Tatami were originally a luxury item for the nobility and higher classes. Tatami gradually became more popular and finally reached the homes of commoners toward the end of the 17th century. And over the past 40 years or so have been widely used in Western Europe, both in peoples homes and “dojo’s” where martial arts is practised.
A half mat is called a hanjō, and a mat of three-quarter length daimedatamiwhich is used in tea-ceremony rooms, 4.5 mats in size or 7.45 sq.mts. The size of tatami differs between different regions in Japan. Shops were traditionally designed to be 5½ mats or 9+ sq. mt.. There are rules concerning the number of tatami mats and their layout in a room. In the Edo period, “auspicious” and “inauspicious” tatami arrangements developed and the tatami would be arranged depending on the occasion.

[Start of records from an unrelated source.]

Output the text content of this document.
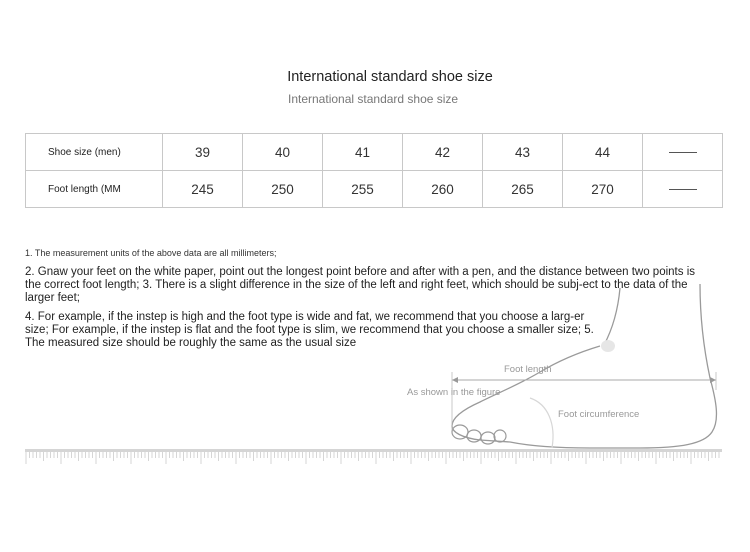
International standard shoe size
International standard shoe size
Shoe size (men)	39	40	41	42	43	44	
Foot length (MM	245	250	255	260	265	270	
1. The measurement units of the above data are all millimeters;
2. Gnaw your feet on the white paper, point out the longest point before and after with a pen, and the distance between two points is the correct foot length; 3. There is a slight difference in the size of the left and right feet, which should be subj-ect to the data of the larger feet;
4. For example, if the instep is high and the foot type is wide and fat, we recommend that you choose a larg-er size; For example, if the instep is flat and the foot type is slim, we recommend that you choose a smaller size; 5. The measured size should be roughly the same as the usual size
Foot length
As shown in the figure
Foot circumference
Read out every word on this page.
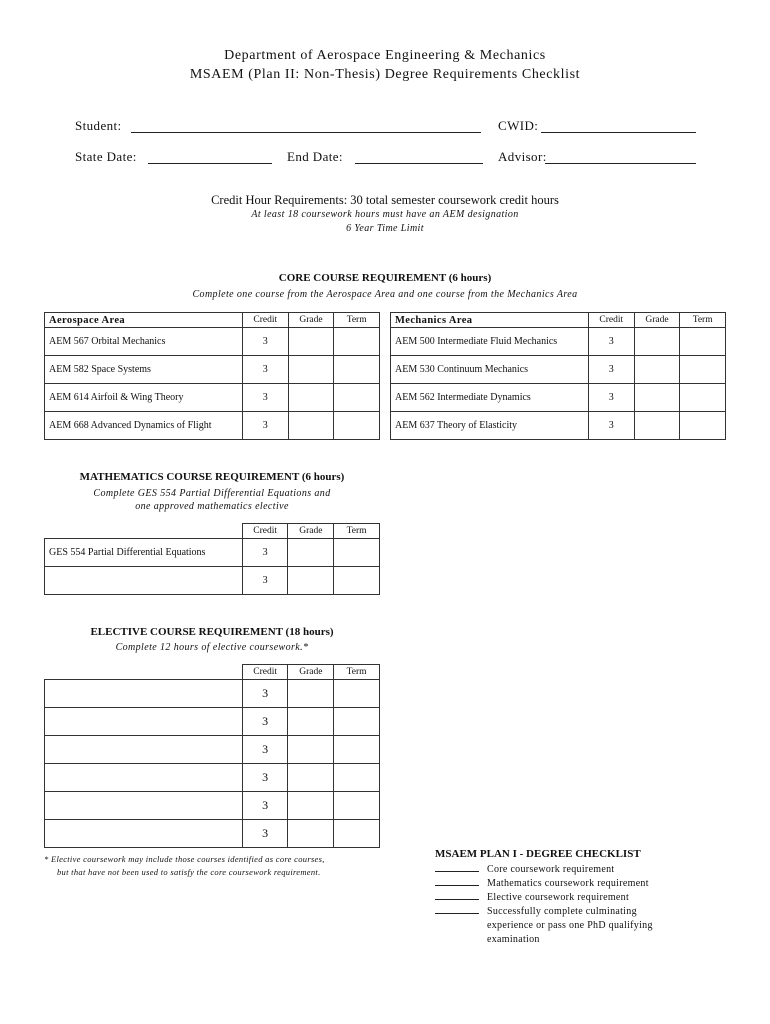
Department of Aerospace Engineering & Mechanics
MSAEM (Plan II: Non-Thesis) Degree Requirements Checklist
Student:	CWID:
State Date:	End Date:	Advisor:
Credit Hour Requirements: 30 total semester coursework credit hours
At least 18 coursework hours must have an AEM designation
6 Year Time Limit
CORE COURSE REQUIREMENT (6 hours)
Complete one course from the Aerospace Area and one course from the Mechanics Area
Aerospace Area	Credit	Grade	Term
AEM 567 Orbital Mechanics	3		
AEM 582 Space Systems	3		
AEM 614 Airfoil & Wing Theory	3		
AEM 668 Advanced Dynamics of Flight	3		
Mechanics Area	Credit	Grade	Term
AEM 500 Intermediate Fluid Mechanics	3		
AEM 530 Continuum Mechanics	3		
AEM 562 Intermediate Dynamics	3		
AEM 637 Theory of Elasticity	3		
MATHEMATICS COURSE REQUIREMENT (6 hours)
Complete GES 554 Partial Differential Equations and
one approved mathematics elective
	Credit	Grade	Term
GES 554 Partial Differential Equations	3		
	3		
ELECTIVE COURSE REQUIREMENT (18 hours)
Complete 12 hours of elective coursework.*
	Credit	Grade	Term
	3		
	3		
	3		
	3		
	3		
	3		
* Elective coursework may include those courses identified as core courses,
but that have not been used to satisfy the core coursework requirement.
MSAEM PLAN I - DEGREE CHECKLIST
Core coursework requirement
Mathematics coursework requirement
Elective coursework requirement
Successfully complete culminating
experience or pass one PhD qualifying
examination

Nowadays, the “auspicious” layout is ordinarily used. In this arrangement, the junctions of the tatami form a “T” shape; in the “inauspicious” arrangement a grid pattern, here the junctions form a + shape. An inauspicious layout is said to bring bad fortune. In Japanese homes the mats must not be laid in a grid pattern, in any layout there is never a point where the corners of four mats touch.
Whatever the Asian customs there’s no doubt the use of Tatami Mats is spreading and folks from all over the world see how versatile and inexpensive their cost.